Des débuts contraints
Rodolfo travaille son aspect physique et adopte un style à l’anglaise avec une fine moustache noire, des cheveux brillants lissés en arrière et un habit bleu foncé avec un nœud papillon. C’est un jeune magicien très élégant qui attache beaucoup d’importance à son apparence toujours impeccable. Rodolfo se fait rapidement un nom en Hongrie, travaillant dans les clubs les plus célèbres de Budapest : l’Arizona, le Moulin Rouge, le Royal Orpheum. En 1939, après avoir été contraint de quitter son emploi dans le secteur de la mode, il fonde la Revue Rodolfo (qui mélange danse et magie) sur les conseils de son agent artistique. Il participe aussi à des tournées à l’étranger en Bulgarie, en Grèce, en Turquie et en Égypte jusqu’en août 1940, d’où il est expulsé à cause de la guerre. Il est alors enrôlé pour le service militaire jusqu’en 1944. Pendant la Seconde Guerre mondiale, il joue pour les soldats blessés dans les hôpitaux de l’armée. À la fin de la guerre, les forces de l’Union soviétique chassent les nazis de Hongrie et occupent alors l’Europe de l’Est.

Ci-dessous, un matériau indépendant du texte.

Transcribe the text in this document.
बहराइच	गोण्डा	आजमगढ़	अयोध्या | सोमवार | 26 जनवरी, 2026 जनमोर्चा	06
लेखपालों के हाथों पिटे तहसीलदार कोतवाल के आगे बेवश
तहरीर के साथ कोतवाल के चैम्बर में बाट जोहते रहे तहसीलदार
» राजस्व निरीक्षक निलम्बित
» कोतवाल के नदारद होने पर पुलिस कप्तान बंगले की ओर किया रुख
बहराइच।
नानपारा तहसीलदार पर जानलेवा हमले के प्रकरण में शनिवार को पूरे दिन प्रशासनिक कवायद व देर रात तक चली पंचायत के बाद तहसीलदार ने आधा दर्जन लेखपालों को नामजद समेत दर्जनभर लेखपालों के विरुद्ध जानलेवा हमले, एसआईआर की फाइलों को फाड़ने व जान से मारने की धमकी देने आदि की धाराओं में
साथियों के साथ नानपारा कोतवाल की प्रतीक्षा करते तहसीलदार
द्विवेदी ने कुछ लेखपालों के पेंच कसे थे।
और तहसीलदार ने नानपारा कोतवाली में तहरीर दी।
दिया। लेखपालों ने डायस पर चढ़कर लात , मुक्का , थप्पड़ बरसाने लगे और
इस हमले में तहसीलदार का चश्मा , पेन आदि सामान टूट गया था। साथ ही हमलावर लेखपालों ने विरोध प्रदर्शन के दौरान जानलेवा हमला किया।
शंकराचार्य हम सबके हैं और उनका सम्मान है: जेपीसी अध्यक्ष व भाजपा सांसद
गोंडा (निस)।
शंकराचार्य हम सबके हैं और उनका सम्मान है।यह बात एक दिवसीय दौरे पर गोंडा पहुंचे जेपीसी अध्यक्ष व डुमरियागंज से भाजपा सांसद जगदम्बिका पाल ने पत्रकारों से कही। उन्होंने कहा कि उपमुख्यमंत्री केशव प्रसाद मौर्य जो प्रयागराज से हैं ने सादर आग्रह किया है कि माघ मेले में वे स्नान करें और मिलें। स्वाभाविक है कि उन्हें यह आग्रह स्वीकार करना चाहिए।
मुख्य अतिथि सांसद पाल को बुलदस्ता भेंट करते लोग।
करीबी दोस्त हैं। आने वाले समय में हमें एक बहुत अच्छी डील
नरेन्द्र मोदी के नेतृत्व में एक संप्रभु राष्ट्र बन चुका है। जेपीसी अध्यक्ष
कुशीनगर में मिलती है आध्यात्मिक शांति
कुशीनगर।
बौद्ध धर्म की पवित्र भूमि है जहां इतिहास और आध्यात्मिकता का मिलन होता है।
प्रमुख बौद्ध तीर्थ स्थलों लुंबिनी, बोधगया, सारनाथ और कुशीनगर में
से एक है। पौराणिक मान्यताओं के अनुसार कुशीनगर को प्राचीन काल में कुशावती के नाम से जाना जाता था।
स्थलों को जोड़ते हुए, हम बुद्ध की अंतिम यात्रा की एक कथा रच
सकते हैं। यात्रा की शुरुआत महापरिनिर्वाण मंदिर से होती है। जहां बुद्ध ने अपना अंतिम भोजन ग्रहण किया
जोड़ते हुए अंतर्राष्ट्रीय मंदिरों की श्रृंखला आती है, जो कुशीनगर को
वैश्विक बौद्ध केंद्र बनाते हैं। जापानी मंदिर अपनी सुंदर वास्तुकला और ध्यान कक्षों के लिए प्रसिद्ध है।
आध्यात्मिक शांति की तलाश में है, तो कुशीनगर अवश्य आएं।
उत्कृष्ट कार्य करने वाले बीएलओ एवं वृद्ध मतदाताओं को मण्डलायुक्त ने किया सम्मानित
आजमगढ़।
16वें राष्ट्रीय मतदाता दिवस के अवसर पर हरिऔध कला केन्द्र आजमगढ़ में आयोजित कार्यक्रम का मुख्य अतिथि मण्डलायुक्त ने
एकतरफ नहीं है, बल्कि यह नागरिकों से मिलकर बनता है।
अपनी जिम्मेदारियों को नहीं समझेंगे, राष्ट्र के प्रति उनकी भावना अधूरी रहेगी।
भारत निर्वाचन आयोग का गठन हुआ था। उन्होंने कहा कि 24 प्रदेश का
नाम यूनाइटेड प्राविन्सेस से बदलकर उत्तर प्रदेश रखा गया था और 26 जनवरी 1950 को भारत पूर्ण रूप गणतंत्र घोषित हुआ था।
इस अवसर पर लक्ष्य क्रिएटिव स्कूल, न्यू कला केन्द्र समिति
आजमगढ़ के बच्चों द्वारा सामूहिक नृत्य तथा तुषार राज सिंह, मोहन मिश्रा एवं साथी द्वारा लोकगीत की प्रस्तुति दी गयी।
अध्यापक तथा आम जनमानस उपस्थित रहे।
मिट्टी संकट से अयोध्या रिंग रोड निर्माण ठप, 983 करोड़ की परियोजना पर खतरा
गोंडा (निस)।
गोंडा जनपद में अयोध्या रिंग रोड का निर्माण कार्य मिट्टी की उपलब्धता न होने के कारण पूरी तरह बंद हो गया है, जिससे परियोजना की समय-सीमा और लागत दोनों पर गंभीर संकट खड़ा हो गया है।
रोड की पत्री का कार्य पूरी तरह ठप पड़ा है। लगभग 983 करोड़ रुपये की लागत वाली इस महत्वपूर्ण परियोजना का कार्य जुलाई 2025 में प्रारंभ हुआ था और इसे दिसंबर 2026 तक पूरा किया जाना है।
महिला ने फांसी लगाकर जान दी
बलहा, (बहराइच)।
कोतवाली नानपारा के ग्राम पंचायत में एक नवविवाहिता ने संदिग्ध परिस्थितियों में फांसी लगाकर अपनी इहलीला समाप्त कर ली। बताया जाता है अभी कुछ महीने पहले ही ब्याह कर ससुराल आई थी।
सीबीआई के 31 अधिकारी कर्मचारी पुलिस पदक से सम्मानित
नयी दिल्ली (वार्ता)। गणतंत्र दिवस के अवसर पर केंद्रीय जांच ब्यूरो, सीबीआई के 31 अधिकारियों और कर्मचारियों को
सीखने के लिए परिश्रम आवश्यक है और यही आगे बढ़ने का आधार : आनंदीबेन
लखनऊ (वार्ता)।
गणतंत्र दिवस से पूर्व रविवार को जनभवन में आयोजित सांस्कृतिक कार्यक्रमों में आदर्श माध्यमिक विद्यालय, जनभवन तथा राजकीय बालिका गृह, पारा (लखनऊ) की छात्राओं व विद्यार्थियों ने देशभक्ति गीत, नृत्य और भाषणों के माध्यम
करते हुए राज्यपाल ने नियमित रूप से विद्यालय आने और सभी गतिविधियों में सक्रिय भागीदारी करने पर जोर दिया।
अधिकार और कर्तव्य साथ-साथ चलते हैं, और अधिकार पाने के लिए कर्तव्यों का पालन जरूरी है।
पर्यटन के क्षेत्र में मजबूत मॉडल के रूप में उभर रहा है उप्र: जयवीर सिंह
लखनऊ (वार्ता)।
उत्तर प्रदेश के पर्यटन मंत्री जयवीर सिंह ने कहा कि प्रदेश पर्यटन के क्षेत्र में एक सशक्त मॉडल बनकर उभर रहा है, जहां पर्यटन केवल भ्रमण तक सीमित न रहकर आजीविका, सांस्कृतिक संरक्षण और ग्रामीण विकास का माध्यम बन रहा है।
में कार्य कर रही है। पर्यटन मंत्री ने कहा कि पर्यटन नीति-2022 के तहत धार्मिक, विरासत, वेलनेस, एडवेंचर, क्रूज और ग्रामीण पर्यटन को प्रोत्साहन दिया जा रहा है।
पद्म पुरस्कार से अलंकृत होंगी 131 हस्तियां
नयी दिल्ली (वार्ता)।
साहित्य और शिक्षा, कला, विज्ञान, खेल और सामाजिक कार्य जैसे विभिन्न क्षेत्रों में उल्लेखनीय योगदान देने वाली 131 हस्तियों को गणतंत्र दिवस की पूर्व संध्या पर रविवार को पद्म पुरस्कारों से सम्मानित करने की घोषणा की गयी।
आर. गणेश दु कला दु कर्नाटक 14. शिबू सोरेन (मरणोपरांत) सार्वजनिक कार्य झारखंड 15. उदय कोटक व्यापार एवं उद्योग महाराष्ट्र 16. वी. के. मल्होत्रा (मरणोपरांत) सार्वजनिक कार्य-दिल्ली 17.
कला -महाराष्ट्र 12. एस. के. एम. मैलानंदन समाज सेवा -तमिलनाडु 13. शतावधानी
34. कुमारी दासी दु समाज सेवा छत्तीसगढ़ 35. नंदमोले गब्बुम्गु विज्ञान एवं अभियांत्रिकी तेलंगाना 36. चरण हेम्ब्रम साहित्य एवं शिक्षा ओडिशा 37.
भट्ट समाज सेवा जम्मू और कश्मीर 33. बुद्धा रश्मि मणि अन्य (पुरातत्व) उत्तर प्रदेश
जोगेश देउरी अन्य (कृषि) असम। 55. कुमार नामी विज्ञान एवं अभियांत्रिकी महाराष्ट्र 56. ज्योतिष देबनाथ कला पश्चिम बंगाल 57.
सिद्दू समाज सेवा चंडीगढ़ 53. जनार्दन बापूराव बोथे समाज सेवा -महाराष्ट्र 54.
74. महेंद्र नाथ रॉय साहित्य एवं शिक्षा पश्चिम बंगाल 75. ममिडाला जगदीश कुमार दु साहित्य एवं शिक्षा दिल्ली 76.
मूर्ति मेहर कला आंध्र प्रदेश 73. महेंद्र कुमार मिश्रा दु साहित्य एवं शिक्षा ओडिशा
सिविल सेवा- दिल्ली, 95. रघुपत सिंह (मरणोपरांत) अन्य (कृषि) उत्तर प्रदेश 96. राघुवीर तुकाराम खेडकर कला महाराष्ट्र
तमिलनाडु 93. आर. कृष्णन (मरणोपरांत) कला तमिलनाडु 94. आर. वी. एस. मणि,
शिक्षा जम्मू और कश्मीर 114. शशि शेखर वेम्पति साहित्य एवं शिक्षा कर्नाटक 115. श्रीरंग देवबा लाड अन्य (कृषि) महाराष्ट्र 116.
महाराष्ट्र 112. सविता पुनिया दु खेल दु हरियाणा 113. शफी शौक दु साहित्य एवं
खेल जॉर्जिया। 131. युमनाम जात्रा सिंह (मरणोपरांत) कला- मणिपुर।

Magie et régime communiste
Mátyás Rákosi (1892-1971) devient secrétaire général du Parti communiste hongrois. Il dirige de façon très autoritaire le Parti, renforce son pouvoir et organise de 1945 à 1949 la « soviétisation » progressive du pays3. À partir de 1946, contraint par la politique culturelle qui éloigne les artistes des cinémas et théâtres ainsi que des tournées à l’étranger, Rodolfo s’associe à l’actrice et chanteuse Katalin Karády (1910-1990) et parcours toute la Hongrie, jusque dans les campagnes se produisant dans des centres culturels. De 1948 à 1956 Rodolfo, qui reste à l’écart de la politique, travaille comme enseignant et professeur à la National Artista Association, l’institut national de formation des artistes du spectacle, dont il est membre du conseil d’administration. Il continue toujours ses représentations magiques et se produit avec son partenaire humoriste Alfonzó à partir de 1948 dans un spectacle comique4. En 1950, il fait une tournée nationale avec la Brigade Latabár (Kálmán Latabár, Feleki Kamill et Alfonzó) et travaille avec eux pendant quinze ans. Il joue régulièrement avant ou après la projection de films dans beaucoup de cinéma de Hongrie. Rodolfo peut de nouveau se produire en dehors de son pays. Il possède des compétences linguistiques rares, pouvant présenter son programme dans huit langues différentes, ce qui lui permet d’avoir une reconnaissance européenne. Il parcourt alors régulièrement les pays de l’Est et de l’Ouest, les grandes villes de l’Union soviétique, ainsi que Paris, Bruxelles, Luxembourg, Londres et Zurich.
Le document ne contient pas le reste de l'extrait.